The really good news on this Second Sunday of Easter is that Jesus did not do this only for the 11 apostles, or only for the twenty or so disciples in that upper room. Jesus didn’t die for a few. He shed His blood and offered His body for the sin of the whole world, and now He gives His gifts to His Church to give out to the world, “And when he had said this, he breathed on them and said to them, “Receive the Holy Spirit. If you forgive the sins of any, they are forgiven them; if you withhold forgiveness from any, it is withheld.”

Do you know what the word forgive means? In this passage it means “to send away someone’s sins.” It calls to mind a practice the Lord gave to Israel in the Old Testament. On the day of atonement the High Priest took a goat, laid his hands on the goats head, and confessed the sins of Israel over the goat. Then the goat was led far out into the wilderness to die with the sins of the people and take them away. When you forgive the sins of someone who repents you are proclaiming that Christ has taken away their sin, that God regards them as forgiven. To withhold forgiveness is actually “to hold” sin to a person. The person who wants no forgiveness, who believes sin is fine and fun, is not forgiven. Their sins are held to them and when they appear before God’s judgment seat – their sins will be with them.

Now on to Thomas. Thomas didn’t want to be seen with the disciples – maybe he worked a night shift and was tired, maybe he was doing yard work and didn’t want to stop, maybe he was simply terrified of leaving his own house and being seen with those Jesus people. But when you miss church you miss Jesus, you miss forgiveness, you miss peace, you miss all your fears being overwhelmed and overcome by the real and risen Lord Jesus.

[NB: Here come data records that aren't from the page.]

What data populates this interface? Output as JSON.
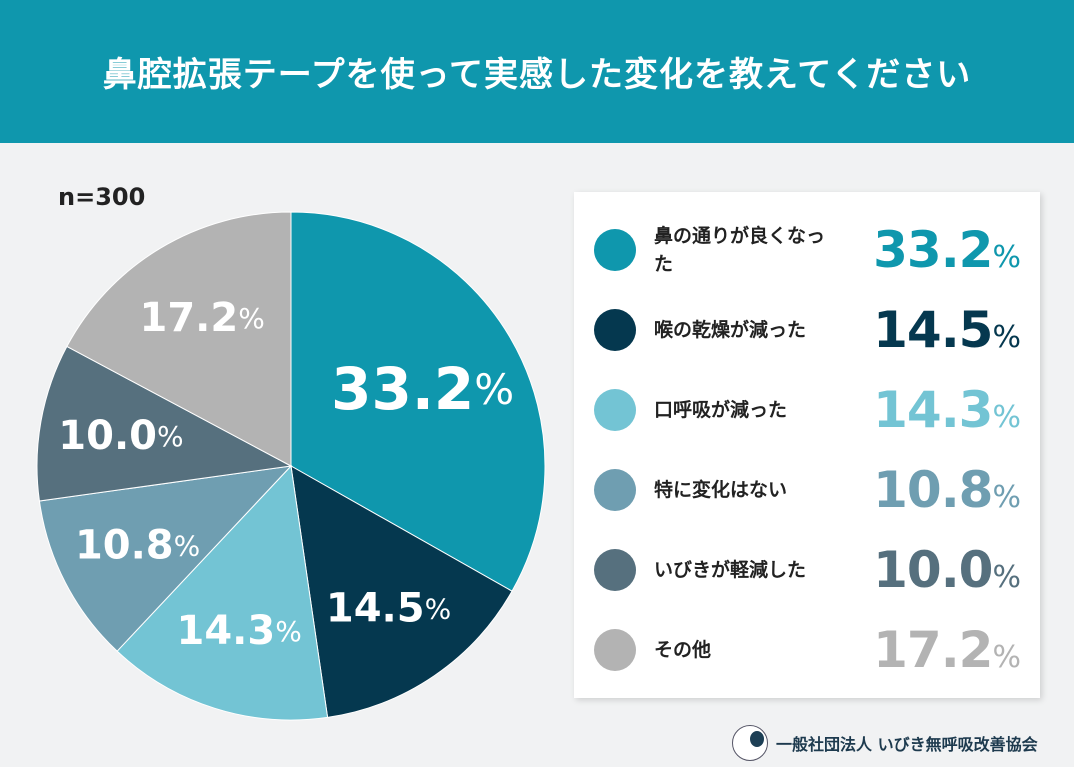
{
  "header": {
    "title": "鼻腔拡張テープを使って実感した変化を教えてください"
  },
  "sample": "n=300",
  "footer": {
    "organization": "一般社団法人 いびき無呼吸改善協会"
  },
  "chart_data": {
    "type": "pie",
    "title": "鼻腔拡張テープを使って実感した変化を教えてください",
    "unit": "%",
    "start": "top, clockwise",
    "slices": [
      {
        "label": "鼻の通りが良くなった",
        "value": 33.2,
        "display": "33.2",
        "color": "#0f97ad"
      },
      {
        "label": "喉の乾燥が減った",
        "value": 14.5,
        "display": "14.5",
        "color": "#05384f"
      },
      {
        "label": "口呼吸が減った",
        "value": 14.3,
        "display": "14.3",
        "color": "#73c4d4"
      },
      {
        "label": "特に変化はない",
        "value": 10.8,
        "display": "10.8",
        "color": "#6f9eb1"
      },
      {
        "label": "いびきが軽減した",
        "value": 10.0,
        "display": "10.0",
        "color": "#56707e"
      },
      {
        "label": "その他",
        "value": 17.2,
        "display": "17.2",
        "color": "#b3b3b3"
      }
    ],
    "legend": "right"
  }
}
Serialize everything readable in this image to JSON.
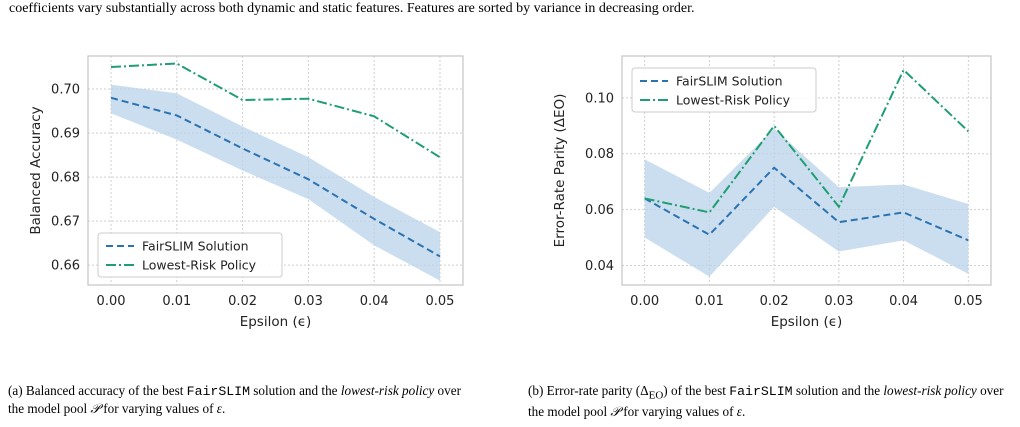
{
  "top_caption": "coefficients vary substantially across both dynamic and static features. Features are sorted by variance in decreasing order.",
  "colors": {
    "fairslim": "#2b72b0",
    "lowest_risk": "#1f9e72",
    "band": "#b8d3e9",
    "grid": "#cfcfcf",
    "frame": "#c4c4c4"
  },
  "captions": {
    "a": {
      "p1": "(a) Balanced accuracy of the best ",
      "code": "FairSLIM",
      "p2": " solution and the ",
      "em1": "lowest-risk policy",
      "p3": " over the model pool ",
      "sym": "𝒫",
      "p4": " for varying values of ",
      "eps": "ε",
      "p5": "."
    },
    "b": {
      "p1": "(b) Error-rate parity (Δ",
      "sub": "EO",
      "p2": ") of the best ",
      "code": "FairSLIM",
      "p3": " solution and the ",
      "em1": "lowest-risk policy",
      "p4": " over the model pool ",
      "sym": "𝒫",
      "p5": " for varying values of ",
      "eps": "ε",
      "p6": "."
    }
  },
  "chart_data": [
    {
      "type": "line",
      "xlabel": "Epsilon (ϵ)",
      "ylabel": "Balanced Accuracy",
      "x": [
        0.0,
        0.01,
        0.02,
        0.03,
        0.04,
        0.05
      ],
      "x_tick_labels": [
        "0.00",
        "0.01",
        "0.02",
        "0.03",
        "0.04",
        "0.05"
      ],
      "y_ticks": [
        0.66,
        0.67,
        0.68,
        0.69,
        0.7
      ],
      "y_tick_labels": [
        "0.66",
        "0.67",
        "0.68",
        "0.69",
        "0.70"
      ],
      "xlim": [
        -0.0035,
        0.0535
      ],
      "ylim": [
        0.6555,
        0.7075
      ],
      "grid": true,
      "legend_position": "bottom-left",
      "series": [
        {
          "name": "FairSLIM Solution",
          "style": "dashed",
          "color": "#2b72b0",
          "values": [
            0.698,
            0.694,
            0.6865,
            0.6795,
            0.6705,
            0.662
          ],
          "band_lower": [
            0.6945,
            0.6885,
            0.6815,
            0.675,
            0.6645,
            0.6565
          ],
          "band_upper": [
            0.701,
            0.699,
            0.6915,
            0.6845,
            0.6755,
            0.6675
          ]
        },
        {
          "name": "Lowest-Risk Policy",
          "style": "dashdot",
          "color": "#1f9e72",
          "values": [
            0.705,
            0.7058,
            0.6975,
            0.6978,
            0.6938,
            0.6845
          ]
        }
      ]
    },
    {
      "type": "line",
      "xlabel": "Epsilon (ϵ)",
      "ylabel": "Error-Rate Parity (ΔEO)",
      "x": [
        0.0,
        0.01,
        0.02,
        0.03,
        0.04,
        0.05
      ],
      "x_tick_labels": [
        "0.00",
        "0.01",
        "0.02",
        "0.03",
        "0.04",
        "0.05"
      ],
      "y_ticks": [
        0.04,
        0.06,
        0.08,
        0.1
      ],
      "y_tick_labels": [
        "0.04",
        "0.06",
        "0.08",
        "0.10"
      ],
      "xlim": [
        -0.0035,
        0.0535
      ],
      "ylim": [
        0.033,
        0.115
      ],
      "grid": true,
      "legend_position": "top-left",
      "series": [
        {
          "name": "FairSLIM Solution",
          "style": "dashed",
          "color": "#2b72b0",
          "values": [
            0.064,
            0.051,
            0.075,
            0.0555,
            0.059,
            0.049
          ],
          "band_lower": [
            0.05,
            0.036,
            0.061,
            0.045,
            0.049,
            0.037
          ],
          "band_upper": [
            0.078,
            0.066,
            0.089,
            0.068,
            0.069,
            0.062
          ]
        },
        {
          "name": "Lowest-Risk Policy",
          "style": "dashdot",
          "color": "#1f9e72",
          "values": [
            0.064,
            0.059,
            0.09,
            0.061,
            0.11,
            0.088
          ]
        }
      ]
    }
  ]
}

Thankfully Thomas had friends in that upper room who loved him and cared for him. The disciples told him they had seen the Lord – and really that word means they kept on telling him, every chance they got, Monday through Saturday. Listen Thomas Mary Magdalene saw him, Clopos saw him on the road to Emmaus, the 10 of us saw him in that upper room. Even though they have seen – and eye witnesses should be enough – Thomas wants to see himself. In fact seeing won’t even be enough for Thomas, “Unless I see in his hands the mark of the nails, and place my finger into the mark of the nails, and place my hand into his side, I will never believe.”

The next week the little band is together again – this time Thomas is with them, but the doors are still locked, both doors, double dead bolted locked again. They need more Jesus because their fear still clings to them. Jesus comes again with peace, “Really guys, the doors are still locked. Oh Thomas, you’re here. Good.” Peace be with you. Then as another proof that Jesus is true God He knows exactly what Thomas has asked for and He gives it to him, “Put your finger here, and see my hands; and put out your hand, and place it in my side. Do not disbelieve, but believe.” (John 20:27, ESV)

There is some debate whether Thomas actually pressed his finger into the nail wounds and ran his hand over the hole in Jesus’ side. I think he did because that is what His Lord invited him to do. Thomas believed when he saw the risen Lord and he who believes would do what the Lord asked of him. He didn’t do it for himself, but for Jesus and for you. These men, the Apostles, were given proof that Jesus was raised, because they and they alone were called to be witnesses – seeing the evidence first hand, touching His risen flesh, and then confessing it for us, Jesus is “my Lord and my God.”

The Lord gives Thomas exactly what he needs, but not for Thomas, for you, for every other Thomas among us who doubts. We have not seen and yet God has called us to faith by the testimony of these witnesses. They witnessed to the risen Lord by the preaching His Word, by baptizing the nations in the name of the Triune God, by feeding the baptized with the body and blood of our Savior under the bread and wine. For this single purpose – that we might hear their witness and believe that Jesus rose from the dead, that we have a real and risen Savior, and that we might be at peace knowing that we have no reason to fear our enemies seen and unseen. In the name of Jesus. Amen.